G. B.: Cela me rappelle une discussion avec Heiner Müller à qui l’idée de faire un opéra est venue lorsqu’il a éprouvé le besoin de déborder le texte. Il disait : « Ce dont on ne peut plus parler, il faut le chanter », et cela se rapproche de la formule que tu avances aussi : « Ce dont on ne peut pas parler, il faut le peindre ». Pina Bausch allait un peu dans le même sens quand elle avouait : « Ce dont on ne peut pas parler, il faut le danser ». Comme si, lorsqu’on a touché aux limites de son propre domaine, on éprouve le besoin impératif de le déborder en passant, en accédant à un autre domaine… Bien entendu, il ne s’agit pas ici que de la version « artistique » du fameux texte de Wittgenstein : « Ce dont on ne peut pas parler, il faut le taire ». Nous voilà au cœur d’un écartèlement : face à l’intensité extrême, on peut soit adopter le silence, soit l’explosion de cadre de son art.

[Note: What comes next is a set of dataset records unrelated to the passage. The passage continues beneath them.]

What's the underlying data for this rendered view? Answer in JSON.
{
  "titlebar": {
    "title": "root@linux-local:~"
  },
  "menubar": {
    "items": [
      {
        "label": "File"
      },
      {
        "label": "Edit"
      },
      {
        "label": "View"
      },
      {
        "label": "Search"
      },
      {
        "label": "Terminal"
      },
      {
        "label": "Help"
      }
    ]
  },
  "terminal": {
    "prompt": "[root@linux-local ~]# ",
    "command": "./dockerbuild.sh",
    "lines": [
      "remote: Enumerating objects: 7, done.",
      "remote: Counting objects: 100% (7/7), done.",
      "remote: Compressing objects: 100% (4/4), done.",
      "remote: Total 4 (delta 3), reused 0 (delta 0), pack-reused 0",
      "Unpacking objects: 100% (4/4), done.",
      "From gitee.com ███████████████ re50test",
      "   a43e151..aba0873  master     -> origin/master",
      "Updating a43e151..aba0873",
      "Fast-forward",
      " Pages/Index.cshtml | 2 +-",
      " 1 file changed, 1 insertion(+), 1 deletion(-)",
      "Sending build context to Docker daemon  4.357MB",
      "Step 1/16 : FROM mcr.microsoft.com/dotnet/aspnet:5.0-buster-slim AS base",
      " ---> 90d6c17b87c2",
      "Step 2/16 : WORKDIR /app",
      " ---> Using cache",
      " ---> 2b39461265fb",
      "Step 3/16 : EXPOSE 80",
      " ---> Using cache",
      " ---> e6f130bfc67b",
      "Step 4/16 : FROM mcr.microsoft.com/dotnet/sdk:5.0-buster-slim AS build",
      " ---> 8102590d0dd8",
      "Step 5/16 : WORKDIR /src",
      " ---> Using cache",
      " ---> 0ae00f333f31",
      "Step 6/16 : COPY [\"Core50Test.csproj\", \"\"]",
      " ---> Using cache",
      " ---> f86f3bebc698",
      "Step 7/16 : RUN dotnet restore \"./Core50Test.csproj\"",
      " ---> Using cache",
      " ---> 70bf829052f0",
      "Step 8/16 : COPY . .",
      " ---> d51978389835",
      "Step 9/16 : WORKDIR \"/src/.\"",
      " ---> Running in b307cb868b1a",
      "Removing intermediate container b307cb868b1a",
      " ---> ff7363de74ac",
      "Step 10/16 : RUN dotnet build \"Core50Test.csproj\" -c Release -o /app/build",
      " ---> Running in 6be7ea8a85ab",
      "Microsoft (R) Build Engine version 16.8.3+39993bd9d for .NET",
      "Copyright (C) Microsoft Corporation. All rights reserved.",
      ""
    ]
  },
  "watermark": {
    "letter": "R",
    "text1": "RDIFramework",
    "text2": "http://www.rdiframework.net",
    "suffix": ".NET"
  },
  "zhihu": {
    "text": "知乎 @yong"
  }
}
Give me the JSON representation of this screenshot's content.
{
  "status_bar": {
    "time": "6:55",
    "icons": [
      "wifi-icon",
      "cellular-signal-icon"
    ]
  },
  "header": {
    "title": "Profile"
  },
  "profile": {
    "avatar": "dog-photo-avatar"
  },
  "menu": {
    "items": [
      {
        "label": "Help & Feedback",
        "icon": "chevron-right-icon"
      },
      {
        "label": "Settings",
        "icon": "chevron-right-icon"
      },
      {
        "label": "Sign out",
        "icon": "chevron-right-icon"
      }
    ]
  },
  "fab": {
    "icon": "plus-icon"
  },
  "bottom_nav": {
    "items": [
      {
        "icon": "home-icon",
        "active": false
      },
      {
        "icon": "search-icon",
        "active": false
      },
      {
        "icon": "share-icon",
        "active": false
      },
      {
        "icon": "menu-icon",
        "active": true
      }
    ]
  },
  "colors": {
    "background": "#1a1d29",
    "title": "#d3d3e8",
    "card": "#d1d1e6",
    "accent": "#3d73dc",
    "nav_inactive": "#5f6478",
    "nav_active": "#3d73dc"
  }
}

SEULS et LITTORAL sont passionnants dans ce rapport à la peinture comme pratique de l’excès, comme acte en train de faire sous nos yeux. Nous ne nous trouvons pas face à une œuvre achevée, mais nous sommes les témoins de l’œuvre en train de se constituer.
Photo Thibaut Baron.
W. M.: Nous avons longtemps réfléchi avec Emmanuel Clolus, le scénographe, sur la manière dont les pièces pouvaient être la mémoire les unes des autres. Comment le spectateur peut garder la mémoire des pièces qui sont passées. Comment la mémoire peut-elle s’inscrire ? Puisque les pièces abordaient en elles-mêmes cette question, on s’est interrogé sur la façon dont LITTORAL pouvait rester dans la mémoire d’INCENDIES. Comment INCENDIES et LITTORAL pouvaient rester dans FORÊTS ? Et comment LITTORAL pouvait, à la limite, devenir la scénographie d’INCENDIES et INCENDIES et LITTORAL devenir celle de FORÊTS ? Or, quand on fait un spectacle dans la Cour d’honneur, il y a un élément inéluctable auquel il faut penser, c’est le vent. Utiliser une grande et belle toile peut devenir un jeu dangereux s’il y a un mistral violent. La peinture, elle, allait tacher et rester en mémoire. L’idée a été de faire LITTORAL et d’encadrer le plancher de LITTORAL sur lequel INCENDIES se jouait. Puis de dérouler un tapis blanc qui effaçait mais conservait l’en-dessous. Cet en-dessous resurgissait quand de l’eau tombait peu à peu sur la toile blanche qui, mystérieusement, se re-tachait de rouge. Du rouge qui était en dessous et qui faisait en sorte qu’à la fin, ces histoires racontées resurgissaient par les pieds des acteurs. Nous étions dans un monument historique… on m’a alors proposé que le décor soit déjà peint, que les silhouettes soient déjà sur le mur au début, que ce soit de la fausse peinture. Évidemment je ne pouvais pas accepter puisque tout reposait sur l’idée de l’apparition, de la fabrication en temps réel, si je puis dire. Et de cette présence naît beaucoup de mémoire. Sans que j’en comprenne exactement la raison.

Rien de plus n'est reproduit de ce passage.